On se souvient que Lallement avait dit à une dame Gilet jaune : "Nous ne sommes pas dans le même camp".

Lorsque les Girondins de la préfecture de Bordeaux apprennent sa nomination à Paris ce sont des cris de joie et le champagne pour célébrer son départ vécu comme un soulagement.

Certains de ses collègues le qualifié de "fou furieux".

Voilà brièvement évoqué l'homme qui dirige la police à Paris aux ordres de la clique gouvernementale macroniste. (source Libération 23 mars 2019).

Les faits ont confirmé ces jugements.

Les comportements de la police ne tombent pas du ciel.

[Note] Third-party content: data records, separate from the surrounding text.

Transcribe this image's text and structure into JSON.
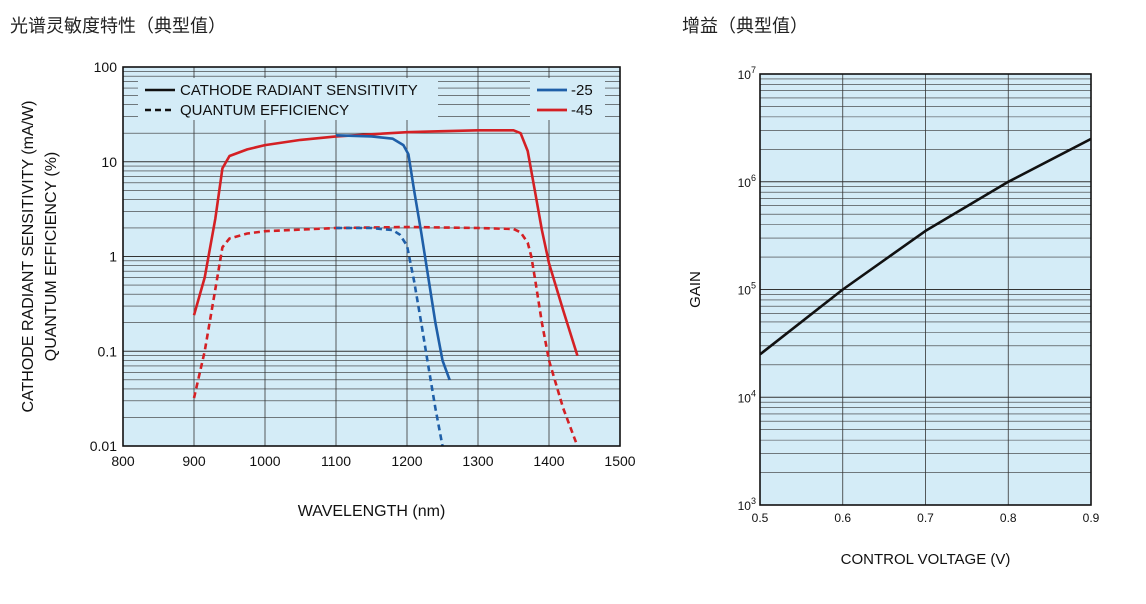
{
  "page": {
    "left_title": "光谱灵敏度特性（典型值）",
    "right_title": "增益（典型值）"
  },
  "chart_data": [
    {
      "type": "line",
      "xlabel": "WAVELENGTH (nm)",
      "ylabel": "CATHODE RADIANT SENSITIVITY (mA/W)",
      "ylabel2": "QUANTUM EFFICIENCY (%)",
      "xlim": [
        800,
        1500
      ],
      "ylim": [
        0.01,
        100
      ],
      "yscale": "log",
      "x_ticks": [
        "800",
        "900",
        "1000",
        "1100",
        "1200",
        "1300",
        "1400",
        "1500"
      ],
      "y_ticks": [
        "0.01",
        "0.1",
        "1",
        "10",
        "100"
      ],
      "grid": true,
      "legend_style": {
        "position": "top-left",
        "entries": [
          {
            "label": "CATHODE RADIANT SENSITIVITY",
            "style": "solid"
          },
          {
            "label": "QUANTUM EFFICIENCY",
            "style": "dashed"
          }
        ]
      },
      "legend_color": {
        "position": "top-right",
        "entries": [
          {
            "label": "-25",
            "color": "#1f5fa8"
          },
          {
            "label": "-45",
            "color": "#d42024"
          }
        ]
      },
      "series": [
        {
          "name": "-45",
          "kind": "CATHODE RADIANT SENSITIVITY",
          "color": "#d42024",
          "style": "solid",
          "x": [
            900,
            915,
            930,
            940,
            950,
            975,
            1000,
            1050,
            1100,
            1150,
            1200,
            1250,
            1300,
            1330,
            1350,
            1360,
            1370,
            1380,
            1390,
            1400,
            1420,
            1440
          ],
          "y": [
            0.24,
            0.6,
            2.5,
            8.5,
            11.5,
            13.5,
            15,
            17,
            18.5,
            19.5,
            20.5,
            21,
            21.5,
            21.5,
            21.5,
            20,
            13,
            5,
            1.9,
            0.85,
            0.27,
            0.09
          ]
        },
        {
          "name": "-45",
          "kind": "QUANTUM EFFICIENCY",
          "color": "#d42024",
          "style": "dashed",
          "x": [
            900,
            915,
            930,
            940,
            950,
            975,
            1000,
            1100,
            1200,
            1300,
            1350,
            1360,
            1370,
            1375,
            1380,
            1390,
            1400,
            1420,
            1440
          ],
          "y": [
            0.032,
            0.1,
            0.45,
            1.25,
            1.55,
            1.75,
            1.85,
            2.0,
            2.05,
            2.0,
            1.95,
            1.8,
            1.4,
            1.0,
            0.6,
            0.2,
            0.08,
            0.025,
            0.01
          ]
        },
        {
          "name": "-25",
          "kind": "CATHODE RADIANT SENSITIVITY",
          "color": "#1f5fa8",
          "style": "solid",
          "x": [
            1100,
            1150,
            1180,
            1195,
            1202,
            1210,
            1220,
            1230,
            1240,
            1250,
            1260
          ],
          "y": [
            19,
            18.5,
            17.5,
            15,
            12,
            5,
            1.8,
            0.6,
            0.2,
            0.08,
            0.05
          ]
        },
        {
          "name": "-25",
          "kind": "QUANTUM EFFICIENCY",
          "color": "#1f5fa8",
          "style": "dashed",
          "x": [
            1100,
            1150,
            1180,
            1190,
            1200,
            1210,
            1220,
            1230,
            1240,
            1250
          ],
          "y": [
            2.0,
            2.0,
            1.9,
            1.7,
            1.3,
            0.55,
            0.2,
            0.07,
            0.025,
            0.01
          ]
        }
      ]
    },
    {
      "type": "line",
      "xlabel": "CONTROL VOLTAGE (V)",
      "ylabel": "GAIN",
      "xlim": [
        0.5,
        0.9
      ],
      "ylim": [
        1000,
        10000000
      ],
      "yscale": "log",
      "x_ticks": [
        "0.5",
        "0.6",
        "0.7",
        "0.8",
        "0.9"
      ],
      "y_ticks": [
        {
          "base": "10",
          "exp": "3"
        },
        {
          "base": "10",
          "exp": "4"
        },
        {
          "base": "10",
          "exp": "5"
        },
        {
          "base": "10",
          "exp": "6"
        },
        {
          "base": "10",
          "exp": "7"
        }
      ],
      "grid": true,
      "series": [
        {
          "color": "#111111",
          "style": "solid",
          "x": [
            0.5,
            0.6,
            0.7,
            0.8,
            0.9
          ],
          "y": [
            25000,
            100000,
            350000,
            1000000,
            2500000
          ]
        }
      ]
    }
  ],
  "colors": {
    "plot_bg": "#d4ecf7",
    "grid": "#333333",
    "frame": "#111111"
  }
}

Il ne s'agit pas de bavures. C'est une stratégie de la tension* qui est mise en place par un pouvoir acculé par ses propres turpitudes et ses choix politiques dictés par le grand capital.

Le préfet Lallement est qualifié de "psychopathe" par JL Mélenchon, qui a ajouté hier que le préfet de police "a un trouble du comportement visible, que tout le monde est capable d'analyser. Un besoin de se prouver une autorité qu'il exerce sur le dos de gens qui ne peuvent pas se défendre".

Tout cela aboutit à une conclusion logique : cet homme dangereux doit partir. La démission de Didier Lallement serait une mesure d'apaisement et le signe que l'indignation des Français-es a été entendue en haut lieu. Sans oublier que c'est de ce haut lieu que les ordres partent. Mais 2022 n'est pas loin et nous pourrons tous ensemble signifier leurs licenciements aux donneurs d'ordre.

 

Antoine Manessis.

 

* On appelle stratégie de la tension des actes commis visant à susciter délibérément un climat de violence politique, dans le but de favoriser l'émergence d'un État autoritaire.